Rep. Markey's approach to achieving oil independence
The Post's editorial board seems to think that we must punish consumers to cut America's oil dependence and carbon pollution ["$7 a gallon?," editorial, March 5]. I fundamentally disagree.
America's oil dependence already punishes us enough, whether through volatile gas prices or the political and environmental volatility that results from buying and burning oil. Last year, America sent $250 billion overseas to buy oil, much of it to countries that do not like us very much. That is nearly half of our trade deficit. The editorial said that the Waxman-Markey bill "wouldn't do all that much to slash American oil consumption in the near future." But according to the Energy Information Agency, the bill would cut projected U.S. oil use by more than 600,000 barrels per day by 2020 (about the same as our current combined imports from Russia and Libya) and more than 1.2 million barrels per day by 2030 (nearly all of our current imports from Venezuela).
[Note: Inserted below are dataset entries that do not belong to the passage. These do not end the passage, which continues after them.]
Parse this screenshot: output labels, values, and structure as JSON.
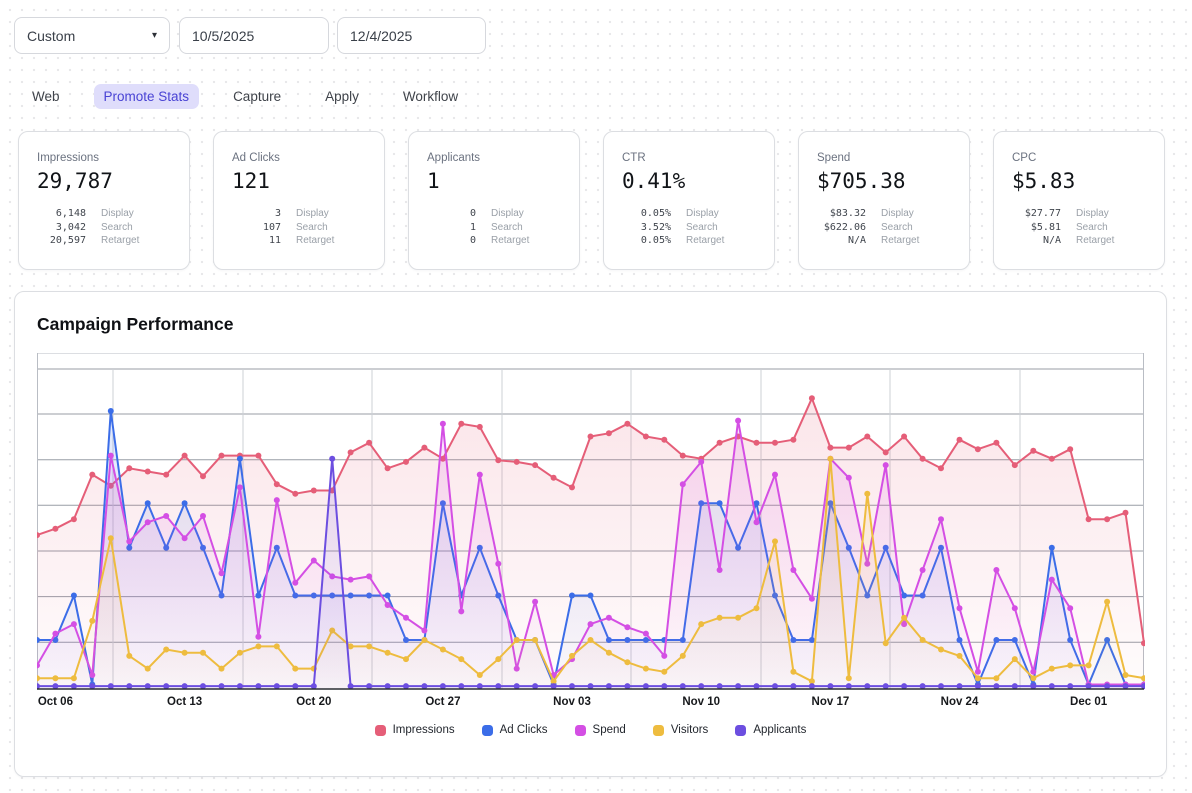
{
  "controls": {
    "range_select": {
      "value": "Custom",
      "chevron_icon": "▾"
    },
    "start_date": "10/5/2025",
    "end_date": "12/4/2025"
  },
  "tabs": {
    "items": [
      "Web",
      "Promote Stats",
      "Capture",
      "Apply",
      "Workflow"
    ],
    "active": "Promote Stats",
    "active_bg": "#dfddfb",
    "active_color": "#4943d4"
  },
  "stats": {
    "cards": [
      {
        "label": "Impressions",
        "value": "29,787",
        "rows": [
          {
            "value": "6,148",
            "label": "Display"
          },
          {
            "value": "3,042",
            "label": "Search"
          },
          {
            "value": "20,597",
            "label": "Retarget"
          }
        ]
      },
      {
        "label": "Ad Clicks",
        "value": "121",
        "rows": [
          {
            "value": "3",
            "label": "Display"
          },
          {
            "value": "107",
            "label": "Search"
          },
          {
            "value": "11",
            "label": "Retarget"
          }
        ]
      },
      {
        "label": "Applicants",
        "value": "1",
        "rows": [
          {
            "value": "0",
            "label": "Display"
          },
          {
            "value": "1",
            "label": "Search"
          },
          {
            "value": "0",
            "label": "Retarget"
          }
        ]
      },
      {
        "label": "CTR",
        "value": "0.41%",
        "rows": [
          {
            "value": "0.05%",
            "label": "Display"
          },
          {
            "value": "3.52%",
            "label": "Search"
          },
          {
            "value": "0.05%",
            "label": "Retarget"
          }
        ]
      },
      {
        "label": "Spend",
        "value": "$705.38",
        "rows": [
          {
            "value": "$83.32",
            "label": "Display"
          },
          {
            "value": "$622.06",
            "label": "Search"
          },
          {
            "value": "N/A",
            "label": "Retarget"
          }
        ]
      },
      {
        "label": "CPC",
        "value": "$5.83",
        "rows": [
          {
            "value": "$27.77",
            "label": "Display"
          },
          {
            "value": "$5.81",
            "label": "Search"
          },
          {
            "value": "N/A",
            "label": "Retarget"
          }
        ]
      }
    ]
  },
  "chart": {
    "title": "Campaign Performance"
  },
  "chart_data": {
    "type": "line",
    "title": "Campaign Performance",
    "x_start_date": "2025-10-05",
    "x_end_date": "2025-12-04",
    "x_days": 61,
    "x_tick_labels": [
      "Oct 06",
      "Oct 13",
      "Oct 20",
      "Oct 27",
      "Nov 03",
      "Nov 10",
      "Nov 17",
      "Nov 24",
      "Dec 01"
    ],
    "x_tick_day_indices": [
      1,
      8,
      15,
      22,
      29,
      36,
      43,
      50,
      57
    ],
    "y_axis": "no visible y labels; values are relative height 0-100 (each series normalized by the chart)",
    "grid": {
      "h_lines": 7,
      "v_lines_midweek": true
    },
    "legend_position": "bottom-center",
    "series": [
      {
        "name": "Impressions",
        "color": "#e55e78",
        "values": [
          48,
          50,
          53,
          67,
          63.5,
          69,
          68,
          67,
          73,
          66.5,
          73,
          73,
          73,
          64,
          61,
          62,
          62,
          74,
          77,
          69,
          71,
          75.5,
          72,
          83,
          82,
          71.5,
          71,
          70,
          66,
          63,
          79,
          80,
          83,
          79,
          78,
          73,
          72,
          77,
          79,
          77,
          77,
          78,
          91,
          75.5,
          75.5,
          79,
          74,
          79,
          72,
          69,
          78,
          75,
          77,
          70,
          74.5,
          72,
          75,
          53,
          53,
          55,
          14
        ]
      },
      {
        "name": "Ad Clicks",
        "color": "#3b6de8",
        "values": [
          15,
          15,
          29,
          1,
          87,
          44,
          58,
          44,
          58,
          44,
          29,
          72,
          29,
          44,
          29,
          29,
          29,
          29,
          29,
          29,
          15,
          15,
          58,
          29,
          44,
          29,
          15,
          15,
          1,
          29,
          29,
          15,
          15,
          15,
          15,
          15,
          58,
          58,
          44,
          58,
          29,
          15,
          15,
          58,
          44,
          29,
          44,
          29,
          29,
          44,
          15,
          1,
          15,
          15,
          1,
          44,
          15,
          1,
          15,
          1,
          1
        ]
      },
      {
        "name": "Spend",
        "color": "#d44fe4",
        "values": [
          7,
          17,
          20,
          4,
          73,
          46,
          52,
          54,
          47,
          54,
          36,
          63,
          16,
          59,
          33,
          40,
          35,
          34,
          35,
          26,
          22,
          18,
          83,
          24,
          67,
          39,
          6,
          27,
          4,
          9,
          20,
          22,
          19,
          17,
          10,
          64,
          71,
          37,
          84,
          52,
          67,
          37,
          28,
          72,
          66,
          39,
          70,
          20,
          37,
          53,
          25,
          5,
          37,
          25,
          5,
          34,
          25,
          1,
          1,
          1,
          1
        ]
      },
      {
        "name": "Visitors",
        "color": "#eebc3f",
        "values": [
          3,
          3,
          3,
          21,
          47,
          10,
          6,
          12,
          11,
          11,
          6,
          11,
          13,
          13,
          6,
          6,
          18,
          13,
          13,
          11,
          9,
          15,
          12,
          9,
          4,
          9,
          15,
          15,
          2,
          10,
          15,
          11,
          8,
          6,
          5,
          10,
          20,
          22,
          22,
          25,
          46,
          5,
          2,
          72,
          3,
          61,
          14,
          22,
          15,
          12,
          10,
          3,
          3,
          9,
          3,
          6,
          7,
          7,
          27,
          4,
          3
        ]
      },
      {
        "name": "Applicants",
        "color": "#6c4ee0",
        "values": [
          0.5,
          0.5,
          0.5,
          0.5,
          0.5,
          0.5,
          0.5,
          0.5,
          0.5,
          0.5,
          0.5,
          0.5,
          0.5,
          0.5,
          0.5,
          0.5,
          72,
          0.5,
          0.5,
          0.5,
          0.5,
          0.5,
          0.5,
          0.5,
          0.5,
          0.5,
          0.5,
          0.5,
          0.5,
          0.5,
          0.5,
          0.5,
          0.5,
          0.5,
          0.5,
          0.5,
          0.5,
          0.5,
          0.5,
          0.5,
          0.5,
          0.5,
          0.5,
          0.5,
          0.5,
          0.5,
          0.5,
          0.5,
          0.5,
          0.5,
          0.5,
          0.5,
          0.5,
          0.5,
          0.5,
          0.5,
          0.5,
          0.5,
          0.5,
          0.5,
          0.5
        ]
      }
    ]
  },
  "colors": {
    "grid_h": "#989da6",
    "grid_v": "#cdd0d5",
    "plot_border": "#b9bdc4",
    "axis": "#2a2e33",
    "tick_label": "#17191c"
  }
}
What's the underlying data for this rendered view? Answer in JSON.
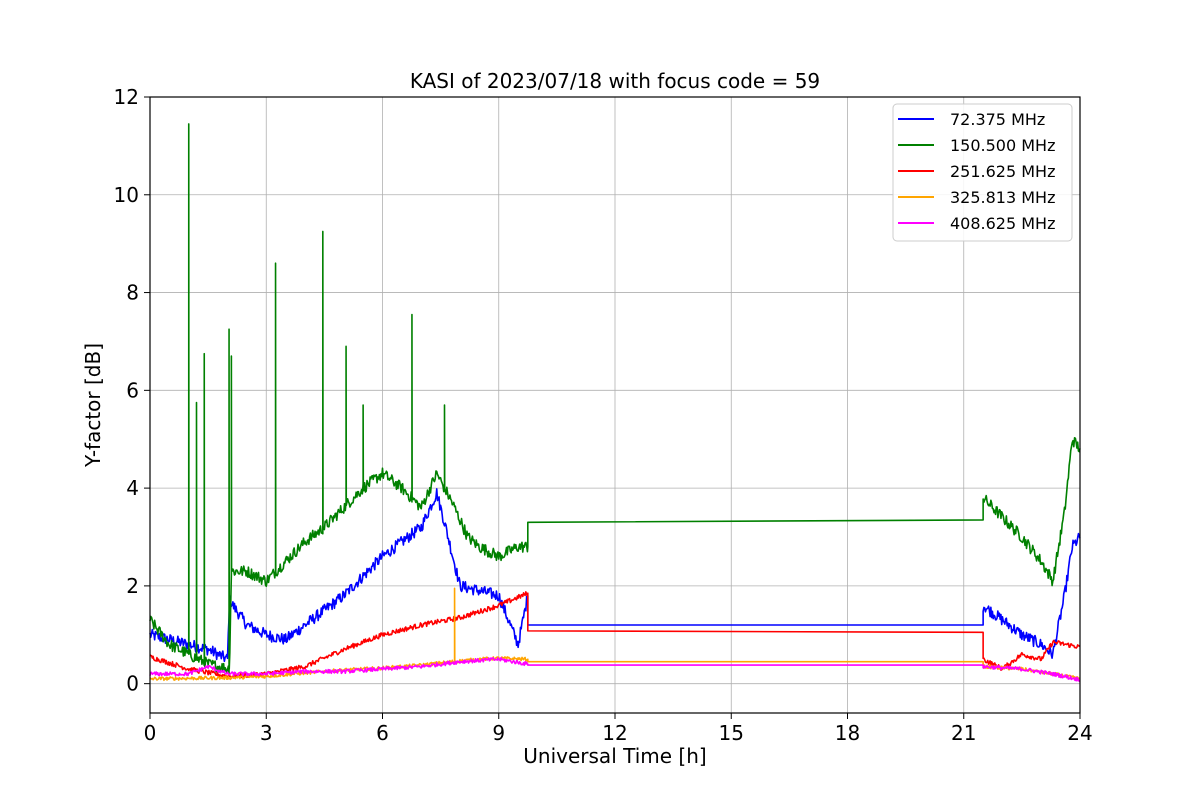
{
  "chart_data": {
    "type": "line",
    "title": "KASI of 2023/07/18 with focus code = 59",
    "xlabel": "Universal Time [h]",
    "ylabel": "Y-factor [dB]",
    "xlim": [
      0,
      24
    ],
    "ylim": [
      -0.6,
      12
    ],
    "xticks": [
      0,
      3,
      6,
      9,
      12,
      15,
      18,
      21,
      24
    ],
    "yticks": [
      0,
      2,
      4,
      6,
      8,
      10,
      12
    ],
    "grid": true,
    "legend_position": "top-right",
    "series": [
      {
        "name": " 72.375 MHz",
        "color": "#0000ff",
        "noise": 0.12,
        "gap": [
          9.75,
          21.5
        ],
        "points": [
          [
            0,
            1.0
          ],
          [
            0.5,
            0.9
          ],
          [
            1.0,
            0.8
          ],
          [
            1.5,
            0.7
          ],
          [
            2.0,
            0.5
          ],
          [
            2.05,
            1.7
          ],
          [
            2.5,
            1.2
          ],
          [
            3.0,
            1.0
          ],
          [
            3.5,
            0.9
          ],
          [
            4.0,
            1.2
          ],
          [
            4.5,
            1.5
          ],
          [
            5.0,
            1.8
          ],
          [
            5.5,
            2.2
          ],
          [
            6.0,
            2.6
          ],
          [
            6.5,
            2.9
          ],
          [
            7.0,
            3.2
          ],
          [
            7.4,
            3.9
          ],
          [
            7.6,
            3.3
          ],
          [
            8.0,
            2.0
          ],
          [
            8.5,
            1.9
          ],
          [
            9.0,
            1.8
          ],
          [
            9.5,
            0.8
          ],
          [
            9.75,
            1.8
          ],
          [
            9.75,
            1.2
          ],
          [
            21.5,
            1.2
          ],
          [
            21.5,
            1.6
          ],
          [
            22.0,
            1.3
          ],
          [
            22.5,
            1.0
          ],
          [
            23.0,
            0.8
          ],
          [
            23.3,
            0.6
          ],
          [
            23.6,
            1.8
          ],
          [
            23.8,
            2.8
          ],
          [
            24.0,
            3.0
          ]
        ]
      },
      {
        "name": "150.500 MHz",
        "color": "#008000",
        "noise": 0.12,
        "gap": [
          9.75,
          21.5
        ],
        "points": [
          [
            0,
            1.3
          ],
          [
            0.5,
            0.8
          ],
          [
            1.0,
            0.6
          ],
          [
            1.5,
            0.4
          ],
          [
            2.05,
            0.3
          ],
          [
            2.1,
            2.3
          ],
          [
            2.5,
            2.3
          ],
          [
            3.0,
            2.1
          ],
          [
            3.5,
            2.5
          ],
          [
            4.0,
            2.9
          ],
          [
            4.5,
            3.2
          ],
          [
            5.0,
            3.6
          ],
          [
            5.5,
            4.0
          ],
          [
            6.0,
            4.3
          ],
          [
            6.5,
            4.0
          ],
          [
            7.0,
            3.6
          ],
          [
            7.4,
            4.3
          ],
          [
            7.8,
            3.7
          ],
          [
            8.2,
            3.0
          ],
          [
            8.5,
            2.8
          ],
          [
            9.0,
            2.6
          ],
          [
            9.5,
            2.8
          ],
          [
            9.75,
            2.8
          ],
          [
            9.75,
            3.3
          ],
          [
            21.5,
            3.35
          ],
          [
            21.5,
            3.8
          ],
          [
            22.0,
            3.4
          ],
          [
            22.5,
            3.0
          ],
          [
            23.0,
            2.5
          ],
          [
            23.3,
            2.1
          ],
          [
            23.6,
            3.5
          ],
          [
            23.8,
            5.0
          ],
          [
            24.0,
            4.8
          ]
        ],
        "spikes": [
          [
            1.0,
            11.45
          ],
          [
            1.2,
            5.75
          ],
          [
            1.4,
            6.75
          ],
          [
            2.05,
            7.25
          ],
          [
            2.1,
            6.7
          ],
          [
            3.25,
            8.6
          ],
          [
            4.45,
            9.25
          ],
          [
            5.05,
            6.9
          ],
          [
            5.5,
            5.7
          ],
          [
            6.75,
            7.55
          ],
          [
            7.6,
            5.7
          ]
        ]
      },
      {
        "name": "251.625 MHz",
        "color": "#ff0000",
        "noise": 0.05,
        "gap": [
          9.75,
          21.5
        ],
        "points": [
          [
            0,
            0.55
          ],
          [
            1.0,
            0.3
          ],
          [
            2.0,
            0.15
          ],
          [
            3.0,
            0.2
          ],
          [
            4.0,
            0.35
          ],
          [
            5.0,
            0.7
          ],
          [
            6.0,
            1.0
          ],
          [
            7.0,
            1.2
          ],
          [
            8.0,
            1.35
          ],
          [
            9.0,
            1.6
          ],
          [
            9.75,
            1.85
          ],
          [
            9.75,
            1.08
          ],
          [
            21.5,
            1.05
          ],
          [
            21.5,
            0.5
          ],
          [
            22.0,
            0.3
          ],
          [
            22.5,
            0.6
          ],
          [
            23.0,
            0.5
          ],
          [
            23.3,
            0.85
          ],
          [
            24.0,
            0.75
          ]
        ]
      },
      {
        "name": "325.813 MHz",
        "color": "#ffa500",
        "noise": 0.035,
        "gap": [
          9.75,
          21.5
        ],
        "points": [
          [
            0,
            0.1
          ],
          [
            2.0,
            0.12
          ],
          [
            3.0,
            0.15
          ],
          [
            4.0,
            0.22
          ],
          [
            5.0,
            0.28
          ],
          [
            6.0,
            0.32
          ],
          [
            7.0,
            0.38
          ],
          [
            7.8,
            0.45
          ],
          [
            8.5,
            0.5
          ],
          [
            9.0,
            0.52
          ],
          [
            9.75,
            0.5
          ],
          [
            9.75,
            0.45
          ],
          [
            21.5,
            0.45
          ],
          [
            21.5,
            0.35
          ],
          [
            22.5,
            0.3
          ],
          [
            23.3,
            0.2
          ],
          [
            24.0,
            0.1
          ]
        ],
        "spikes": [
          [
            7.85,
            1.95
          ]
        ]
      },
      {
        "name": "408.625 MHz",
        "color": "#ff00ff",
        "noise": 0.04,
        "gap": [
          9.75,
          21.5
        ],
        "points": [
          [
            0,
            0.2
          ],
          [
            1.0,
            0.2
          ],
          [
            1.5,
            0.35
          ],
          [
            2.0,
            0.2
          ],
          [
            3.0,
            0.2
          ],
          [
            4.0,
            0.25
          ],
          [
            5.0,
            0.25
          ],
          [
            6.0,
            0.3
          ],
          [
            7.0,
            0.35
          ],
          [
            8.0,
            0.45
          ],
          [
            9.0,
            0.5
          ],
          [
            9.75,
            0.4
          ],
          [
            9.75,
            0.38
          ],
          [
            21.5,
            0.38
          ],
          [
            21.5,
            0.35
          ],
          [
            22.5,
            0.3
          ],
          [
            23.3,
            0.2
          ],
          [
            24.0,
            0.08
          ]
        ]
      }
    ]
  }
}
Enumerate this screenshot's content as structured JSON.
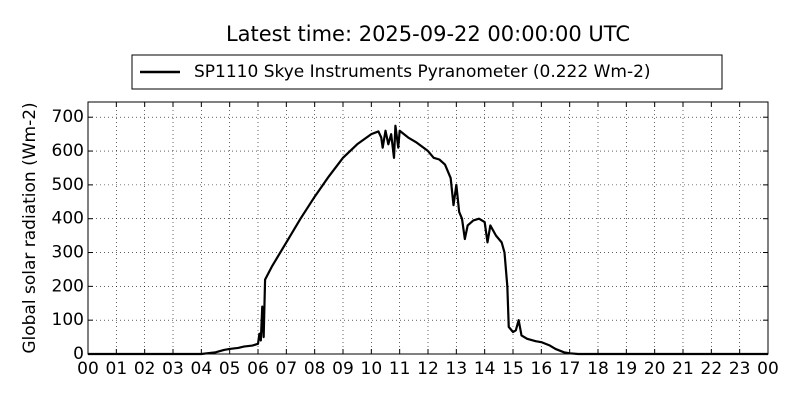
{
  "chart_data": {
    "type": "line",
    "title": "Latest time: 2025-09-22 00:00:00 UTC",
    "y_label": "Global solar radiation (Wm-2)",
    "x": [
      0,
      2,
      4.0,
      4.5,
      4.8,
      5.0,
      5.3,
      5.5,
      5.8,
      6.0,
      6.05,
      6.1,
      6.15,
      6.2,
      6.25,
      6.5,
      7.0,
      7.5,
      8.0,
      8.5,
      9.0,
      9.5,
      10.0,
      10.25,
      10.35,
      10.4,
      10.5,
      10.6,
      10.7,
      10.8,
      10.85,
      10.95,
      11.0,
      11.3,
      11.6,
      12.0,
      12.2,
      12.4,
      12.6,
      12.8,
      12.9,
      13.0,
      13.1,
      13.2,
      13.3,
      13.4,
      13.6,
      13.8,
      14.0,
      14.1,
      14.2,
      14.4,
      14.6,
      14.7,
      14.8,
      14.85,
      15.0,
      15.1,
      15.2,
      15.3,
      15.5,
      15.8,
      16.0,
      16.3,
      16.5,
      16.8,
      17.0,
      17.3,
      24
    ],
    "series": [
      {
        "name": "SP1110 Skye Instruments Pyranometer (0.222 Wm-2)",
        "color": "#000000",
        "values": [
          0,
          0,
          0,
          5,
          12,
          15,
          18,
          22,
          25,
          30,
          60,
          40,
          140,
          50,
          220,
          260,
          330,
          400,
          465,
          525,
          580,
          620,
          650,
          658,
          640,
          610,
          660,
          620,
          650,
          580,
          675,
          610,
          660,
          640,
          625,
          600,
          580,
          575,
          560,
          520,
          440,
          500,
          420,
          400,
          340,
          380,
          395,
          400,
          390,
          330,
          380,
          350,
          330,
          300,
          200,
          80,
          65,
          70,
          100,
          55,
          45,
          38,
          35,
          25,
          15,
          5,
          2,
          0,
          0
        ]
      }
    ],
    "xlim": [
      0,
      24
    ],
    "xticks": [
      {
        "value": 0,
        "label": "00"
      },
      {
        "value": 1,
        "label": "01"
      },
      {
        "value": 2,
        "label": "02"
      },
      {
        "value": 3,
        "label": "03"
      },
      {
        "value": 4,
        "label": "04"
      },
      {
        "value": 5,
        "label": "05"
      },
      {
        "value": 6,
        "label": "06"
      },
      {
        "value": 7,
        "label": "07"
      },
      {
        "value": 8,
        "label": "08"
      },
      {
        "value": 9,
        "label": "09"
      },
      10,
      11,
      12,
      13,
      14,
      15,
      16,
      17,
      18,
      19,
      20,
      21,
      22,
      23,
      {
        "value": 24,
        "label": "00"
      }
    ],
    "ylim": [
      0,
      745
    ],
    "yticks": [
      0,
      100,
      200,
      300,
      400,
      500,
      600,
      700
    ],
    "grid": true,
    "legend": "upper-center"
  }
}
Congressional Democrats believe that the solution to our oil dependence and carbon pollution should be comprehensive. Increased fuel efficiency, cleaner renewable fuels and a new clean-energy policy established by the Waxman-Markey bill could enable America to finally tell Middle Eastern oil suppliers that we don't need their oil any more than we need their sand.
Edward J. Markey, Washington
The writer, a Democrat from Massachusetts, is chairman of the House Select Committee on Energy Independence and Global Warming.